Set Up DNS-over-TLS (DoT)
Dedicated encrypted DNS channel
DNS-over-TLS runs DNS through a dedicated TLS-encrypted channel on port 853. Unlike DoH, it uses its own port rather than hiding inside HTTPS — which means it’s easier for network tools to identify (and optionally block), but also simpler to configure at the system level without a proxy.

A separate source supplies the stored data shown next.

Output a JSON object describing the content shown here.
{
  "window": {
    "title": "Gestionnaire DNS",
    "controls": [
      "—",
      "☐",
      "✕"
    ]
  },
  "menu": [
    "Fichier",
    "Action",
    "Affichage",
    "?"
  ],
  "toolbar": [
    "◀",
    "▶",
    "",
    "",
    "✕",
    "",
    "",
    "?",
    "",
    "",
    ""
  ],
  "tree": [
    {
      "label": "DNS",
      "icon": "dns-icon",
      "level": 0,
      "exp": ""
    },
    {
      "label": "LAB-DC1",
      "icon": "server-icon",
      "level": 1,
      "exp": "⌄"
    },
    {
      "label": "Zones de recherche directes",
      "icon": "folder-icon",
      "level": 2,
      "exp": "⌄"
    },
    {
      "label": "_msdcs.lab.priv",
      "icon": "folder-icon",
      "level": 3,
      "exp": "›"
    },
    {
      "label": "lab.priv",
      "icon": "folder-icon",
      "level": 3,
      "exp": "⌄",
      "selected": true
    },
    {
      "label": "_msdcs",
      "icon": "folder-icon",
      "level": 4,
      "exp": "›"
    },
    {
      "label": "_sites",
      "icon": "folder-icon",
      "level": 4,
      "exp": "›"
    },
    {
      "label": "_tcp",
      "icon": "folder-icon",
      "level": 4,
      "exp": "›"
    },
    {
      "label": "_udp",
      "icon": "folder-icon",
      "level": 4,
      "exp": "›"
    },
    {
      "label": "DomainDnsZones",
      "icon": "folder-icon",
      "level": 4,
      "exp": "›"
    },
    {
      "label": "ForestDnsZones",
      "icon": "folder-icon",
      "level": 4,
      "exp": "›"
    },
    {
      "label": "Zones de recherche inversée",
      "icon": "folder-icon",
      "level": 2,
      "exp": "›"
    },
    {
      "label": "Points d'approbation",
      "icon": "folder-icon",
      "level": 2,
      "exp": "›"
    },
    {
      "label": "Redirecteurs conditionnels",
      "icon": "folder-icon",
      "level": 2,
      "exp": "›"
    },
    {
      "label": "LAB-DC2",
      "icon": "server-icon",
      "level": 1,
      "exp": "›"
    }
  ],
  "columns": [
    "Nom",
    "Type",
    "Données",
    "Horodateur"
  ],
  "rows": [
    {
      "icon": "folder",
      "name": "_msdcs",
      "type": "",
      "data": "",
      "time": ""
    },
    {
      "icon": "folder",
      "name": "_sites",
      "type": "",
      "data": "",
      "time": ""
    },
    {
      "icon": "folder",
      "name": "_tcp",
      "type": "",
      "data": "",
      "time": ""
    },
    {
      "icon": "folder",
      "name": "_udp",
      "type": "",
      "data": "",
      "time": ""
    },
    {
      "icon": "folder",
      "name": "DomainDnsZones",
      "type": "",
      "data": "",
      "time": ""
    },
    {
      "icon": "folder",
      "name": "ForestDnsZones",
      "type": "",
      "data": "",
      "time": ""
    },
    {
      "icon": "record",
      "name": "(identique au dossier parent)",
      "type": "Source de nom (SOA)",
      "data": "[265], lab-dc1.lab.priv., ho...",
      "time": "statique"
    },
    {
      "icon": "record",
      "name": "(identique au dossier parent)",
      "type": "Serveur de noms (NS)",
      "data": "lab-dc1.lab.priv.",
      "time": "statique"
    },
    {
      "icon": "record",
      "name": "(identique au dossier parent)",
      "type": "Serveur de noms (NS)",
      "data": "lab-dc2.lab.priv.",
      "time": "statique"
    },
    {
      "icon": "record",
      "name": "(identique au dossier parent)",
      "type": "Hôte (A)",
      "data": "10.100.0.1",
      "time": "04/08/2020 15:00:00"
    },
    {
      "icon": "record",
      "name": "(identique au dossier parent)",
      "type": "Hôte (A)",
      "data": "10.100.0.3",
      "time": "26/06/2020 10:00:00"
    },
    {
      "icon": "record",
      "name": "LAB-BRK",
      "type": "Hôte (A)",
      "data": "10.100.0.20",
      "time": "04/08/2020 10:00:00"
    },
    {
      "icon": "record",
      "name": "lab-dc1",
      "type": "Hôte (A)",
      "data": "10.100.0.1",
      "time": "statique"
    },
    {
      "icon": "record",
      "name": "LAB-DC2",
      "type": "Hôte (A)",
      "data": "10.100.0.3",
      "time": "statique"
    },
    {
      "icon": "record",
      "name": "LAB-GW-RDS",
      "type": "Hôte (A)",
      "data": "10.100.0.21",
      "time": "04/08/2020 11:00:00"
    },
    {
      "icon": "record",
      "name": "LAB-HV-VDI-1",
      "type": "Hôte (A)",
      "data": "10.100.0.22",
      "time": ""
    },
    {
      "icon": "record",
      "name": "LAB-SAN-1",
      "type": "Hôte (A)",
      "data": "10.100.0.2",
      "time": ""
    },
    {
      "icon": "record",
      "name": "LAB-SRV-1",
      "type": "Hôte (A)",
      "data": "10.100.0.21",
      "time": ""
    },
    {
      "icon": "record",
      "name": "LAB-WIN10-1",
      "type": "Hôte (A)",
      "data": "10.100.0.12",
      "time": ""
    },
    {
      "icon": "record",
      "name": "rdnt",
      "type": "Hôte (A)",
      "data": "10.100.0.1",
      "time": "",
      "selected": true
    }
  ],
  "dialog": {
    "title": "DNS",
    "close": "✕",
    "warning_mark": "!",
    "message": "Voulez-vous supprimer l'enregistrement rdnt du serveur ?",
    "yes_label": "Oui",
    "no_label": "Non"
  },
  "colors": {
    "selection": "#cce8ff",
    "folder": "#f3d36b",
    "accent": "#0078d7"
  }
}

le_dns DoT endpoint: ledns.eu port 853
Android 9+ (Private DNS)
Android’s “Private DNS” feature is actually DoT under the hood. It’s the easiest setup of any platform:
- Open Settings → Network & internet
- Tap Private DNS
- Select Private DNS provider hostname
- Enter:
ledns.eu - Tap Save
That’s it. Android will automatically encrypt all DNS queries to le_dns over TLS. The setting applies system-wide, covering every app on your device.
Linux (systemd-resolved)
systemd-resolved supports DoT natively since version 237:
- Edit
/etc/systemd/resolved.conf:
[Resolve]
DNS=51.75.96.82#ledns.eu 51.89.95.33#ledns.eu
DNSOverTLS=yes
- Restart the resolver:
sudo systemctl restart systemd-resolved
- Verify:
resolvectl status
Look for DNS over TLS: yes in the output. The #ledns.eu suffix after each IP tells systemd-resolved which hostname to verify in the TLS certificate.
macOS / Linux (Stubby)
Stubby is a lightweight standalone DoT client maintained by the DNS Privacy Project:
# macOS (Homebrew)
brew install stubby
# Debian/Ubuntu
sudo apt install stubby
Edit /etc/stubby/stubby.yml (or /usr/local/etc/stubby/stubby.yml on macOS):
resolution_type: GETDNS_RESOLUTION_STUB
dns_transport_list:
- GETDNS_TRANSPORT_TLS
tls_authentication: GETDNS_AUTHENTICATION_REQUIRED
listen_addresses:
- 127.0.0.1
- 0::1
upstream_recursive_servers:
- address_data: 51.75.96.82
tls_auth_name: "ledns.eu"
- address_data: 51.89.95.33
tls_auth_name: "ledns.eu"
Then set your system DNS to 127.0.0.1 and restart stubby:
sudo systemctl enable --now stubby
Verify it works
If you have BIND 9.18+ or a dig build with TLS support:
dig +tls @ledns.eu example.com
A successful response confirms le_dns is responding over TLS. You can also run:
openssl s_client -connect ledns.eu:853 </dev/null 2>/dev/null | grep subject
This checks that the TLS certificate for port 853 is valid and matches ledns.eu.
Note on firewalls
DoT uses port 853, which is non-standard and may be blocked by restrictive networks (corporate firewalls, hotel Wi-Fi, some ISPs). If DoT doesn’t work in a particular environment, DoH is the better fallback — it uses port 443, indistinguishable from regular HTTPS traffic.